Божественной весны скерцо
Подхватит, понесет вечер…
Но попадет стрела в сердце,
И мы уйдем ловить ветер.
Нас будут окликать дружно,
Нас будут называть разно,
И чем-то попрекать скучно,
И в чем-то уверять страстно.
Весна перетечет в лето,
Любимые сплетут сети,
Заплачет телефон где-то –
Но мы ушли ловить ветер
В раздумье ли, в чаду ль бражном,
Погожим днем, глухой ночью,
Услышит кто, не суть важно,
Как где-то далеко очень,
За былью разглядев небыль,
На этом ли, на том свете,
Перекликаются в небе
Ушедшие ловить ветер.
Не от любви
Они сидели на кромке дня,
Сидели плечом к плечу.
Она спросила: Ты любишь меня?
О да, — он сказал, — хочу.
Закат укутывал влажной мглой
Превратности бытия.
Она прошептала: Мой дорогой!
И он прошептал: Моя…
Рыдала совесть, смущалась честь,
Но, глядя на млечный путь,
Она решила, что счастье есть,
А он решил не тянуть.
Потом ее увозил трамвай
В рассветные холода.
Она вздохнула: Не забывай!
Он выдохнул: Никогда!
А в остальном обошлось без сцен,
Без слез и клятв на крови.
А если кто и умер в конце –
То всяко не от любви…
Мотылек
Я читаю твое письмо и смотрю в окно.
За окном проливной июнь, за окном темно.
И качается свет бессонного ночника
Над листом бумаги, как крылышко мотылька.

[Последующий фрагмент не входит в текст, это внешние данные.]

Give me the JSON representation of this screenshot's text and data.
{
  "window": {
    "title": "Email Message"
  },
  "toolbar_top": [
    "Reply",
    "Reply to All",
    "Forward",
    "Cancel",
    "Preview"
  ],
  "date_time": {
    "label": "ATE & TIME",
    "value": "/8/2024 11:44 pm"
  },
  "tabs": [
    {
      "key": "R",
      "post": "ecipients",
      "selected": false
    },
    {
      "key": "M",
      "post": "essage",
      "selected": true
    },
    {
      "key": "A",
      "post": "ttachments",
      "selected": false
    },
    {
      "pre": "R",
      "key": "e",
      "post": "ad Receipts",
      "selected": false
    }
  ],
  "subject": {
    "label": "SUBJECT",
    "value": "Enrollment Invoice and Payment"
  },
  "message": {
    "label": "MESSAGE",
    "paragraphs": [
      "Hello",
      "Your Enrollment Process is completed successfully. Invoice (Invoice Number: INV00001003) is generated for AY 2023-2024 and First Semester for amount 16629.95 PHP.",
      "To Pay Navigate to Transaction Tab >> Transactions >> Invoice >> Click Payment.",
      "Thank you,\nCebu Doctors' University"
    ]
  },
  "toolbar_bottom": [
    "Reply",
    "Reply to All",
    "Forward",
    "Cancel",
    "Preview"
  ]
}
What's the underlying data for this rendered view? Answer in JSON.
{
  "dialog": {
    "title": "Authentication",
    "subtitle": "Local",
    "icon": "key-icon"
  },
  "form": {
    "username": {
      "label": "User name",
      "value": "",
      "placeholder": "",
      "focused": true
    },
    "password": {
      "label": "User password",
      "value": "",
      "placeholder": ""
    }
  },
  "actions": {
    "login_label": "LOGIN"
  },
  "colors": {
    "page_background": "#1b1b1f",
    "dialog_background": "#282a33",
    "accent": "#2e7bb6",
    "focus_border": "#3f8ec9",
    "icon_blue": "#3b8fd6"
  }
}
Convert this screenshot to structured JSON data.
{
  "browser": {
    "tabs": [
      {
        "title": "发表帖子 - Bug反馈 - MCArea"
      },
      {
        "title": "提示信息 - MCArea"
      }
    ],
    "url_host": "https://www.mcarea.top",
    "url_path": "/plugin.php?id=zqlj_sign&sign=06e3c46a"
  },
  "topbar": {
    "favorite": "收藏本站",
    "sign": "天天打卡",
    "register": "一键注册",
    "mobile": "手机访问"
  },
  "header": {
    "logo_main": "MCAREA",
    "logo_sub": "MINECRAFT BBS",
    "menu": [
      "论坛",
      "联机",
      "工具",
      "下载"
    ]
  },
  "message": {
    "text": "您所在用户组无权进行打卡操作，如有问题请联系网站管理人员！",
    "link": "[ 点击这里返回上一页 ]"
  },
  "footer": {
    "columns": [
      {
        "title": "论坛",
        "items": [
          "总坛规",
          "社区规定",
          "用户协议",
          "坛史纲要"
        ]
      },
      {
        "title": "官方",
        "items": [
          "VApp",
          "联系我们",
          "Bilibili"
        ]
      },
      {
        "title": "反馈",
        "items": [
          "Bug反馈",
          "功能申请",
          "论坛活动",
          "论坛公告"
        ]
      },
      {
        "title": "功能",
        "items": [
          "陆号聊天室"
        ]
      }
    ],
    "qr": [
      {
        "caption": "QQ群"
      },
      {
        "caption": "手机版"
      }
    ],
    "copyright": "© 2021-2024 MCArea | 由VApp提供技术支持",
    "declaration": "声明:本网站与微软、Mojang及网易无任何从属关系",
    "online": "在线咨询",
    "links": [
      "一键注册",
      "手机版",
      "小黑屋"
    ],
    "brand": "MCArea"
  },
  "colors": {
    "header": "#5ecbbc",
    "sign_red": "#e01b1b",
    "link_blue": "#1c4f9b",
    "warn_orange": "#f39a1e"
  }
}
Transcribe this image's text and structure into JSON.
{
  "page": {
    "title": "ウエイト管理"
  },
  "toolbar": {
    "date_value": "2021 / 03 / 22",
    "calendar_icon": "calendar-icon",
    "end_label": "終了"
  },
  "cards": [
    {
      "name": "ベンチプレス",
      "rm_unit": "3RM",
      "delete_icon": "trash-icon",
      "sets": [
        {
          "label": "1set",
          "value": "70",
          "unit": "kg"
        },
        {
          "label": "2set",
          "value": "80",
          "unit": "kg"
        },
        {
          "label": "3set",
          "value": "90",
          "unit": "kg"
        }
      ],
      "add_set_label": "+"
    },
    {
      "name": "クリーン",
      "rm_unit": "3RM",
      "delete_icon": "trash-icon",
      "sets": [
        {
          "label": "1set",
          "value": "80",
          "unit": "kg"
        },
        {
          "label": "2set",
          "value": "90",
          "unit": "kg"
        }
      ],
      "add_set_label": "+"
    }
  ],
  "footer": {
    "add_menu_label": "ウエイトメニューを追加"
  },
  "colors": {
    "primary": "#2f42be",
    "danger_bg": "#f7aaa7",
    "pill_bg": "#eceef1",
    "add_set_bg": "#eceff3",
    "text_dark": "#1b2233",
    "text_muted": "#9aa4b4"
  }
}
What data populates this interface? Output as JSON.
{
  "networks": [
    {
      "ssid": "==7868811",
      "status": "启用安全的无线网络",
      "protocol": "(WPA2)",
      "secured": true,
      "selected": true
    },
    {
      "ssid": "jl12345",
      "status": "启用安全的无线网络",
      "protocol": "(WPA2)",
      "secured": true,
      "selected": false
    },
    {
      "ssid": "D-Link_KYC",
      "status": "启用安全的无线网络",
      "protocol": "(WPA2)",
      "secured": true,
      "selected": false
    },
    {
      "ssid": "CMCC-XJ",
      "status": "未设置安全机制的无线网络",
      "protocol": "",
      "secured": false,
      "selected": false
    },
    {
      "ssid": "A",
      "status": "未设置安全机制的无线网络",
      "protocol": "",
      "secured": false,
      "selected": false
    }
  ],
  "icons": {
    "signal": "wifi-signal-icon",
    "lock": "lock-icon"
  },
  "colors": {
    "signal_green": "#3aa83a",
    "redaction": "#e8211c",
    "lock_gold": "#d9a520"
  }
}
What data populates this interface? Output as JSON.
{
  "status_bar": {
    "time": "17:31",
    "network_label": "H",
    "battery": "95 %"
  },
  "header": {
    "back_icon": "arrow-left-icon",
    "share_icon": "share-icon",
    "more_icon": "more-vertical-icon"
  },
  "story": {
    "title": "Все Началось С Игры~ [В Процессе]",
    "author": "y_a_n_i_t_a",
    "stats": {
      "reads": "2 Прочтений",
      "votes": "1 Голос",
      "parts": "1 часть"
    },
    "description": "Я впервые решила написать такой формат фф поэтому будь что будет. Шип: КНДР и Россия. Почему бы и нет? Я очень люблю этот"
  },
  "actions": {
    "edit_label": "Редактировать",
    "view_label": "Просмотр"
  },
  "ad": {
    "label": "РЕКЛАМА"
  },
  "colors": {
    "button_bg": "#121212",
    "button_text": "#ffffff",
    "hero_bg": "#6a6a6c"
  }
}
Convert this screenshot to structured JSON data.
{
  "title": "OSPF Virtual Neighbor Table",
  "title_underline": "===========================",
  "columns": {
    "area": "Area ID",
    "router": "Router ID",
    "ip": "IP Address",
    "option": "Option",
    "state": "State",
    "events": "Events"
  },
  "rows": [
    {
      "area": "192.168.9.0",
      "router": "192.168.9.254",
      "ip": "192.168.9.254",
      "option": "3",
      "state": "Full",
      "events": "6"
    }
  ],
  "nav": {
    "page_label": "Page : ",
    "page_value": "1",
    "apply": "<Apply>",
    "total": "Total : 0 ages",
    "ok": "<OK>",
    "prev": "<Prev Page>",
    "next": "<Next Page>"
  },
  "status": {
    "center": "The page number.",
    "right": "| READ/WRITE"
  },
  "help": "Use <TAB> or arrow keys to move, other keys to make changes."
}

А ты пишешь мне про белую ночь,
Про меня в ночи, про совсем не прочь,
Про любить – и ноныче, и тогда,
Про проклятое никогда.
Я не знаю, с чего ты взял, будто ночь бела.
Темнота на меня таращится из угла.
И дразня ее, дивится мой мотылек,
Как я тщусь оценить по достоинству бойкий слог.
А ты пишешь мне, за какой такой –
Непонятно – блажью или тоской,
Ну а я читаю, как вату ем –
Мотылек меня разбери зачем…
Я читаю твое письмо до рассвета, до
Пресловутых мальчиков цвета, пардон, бордо.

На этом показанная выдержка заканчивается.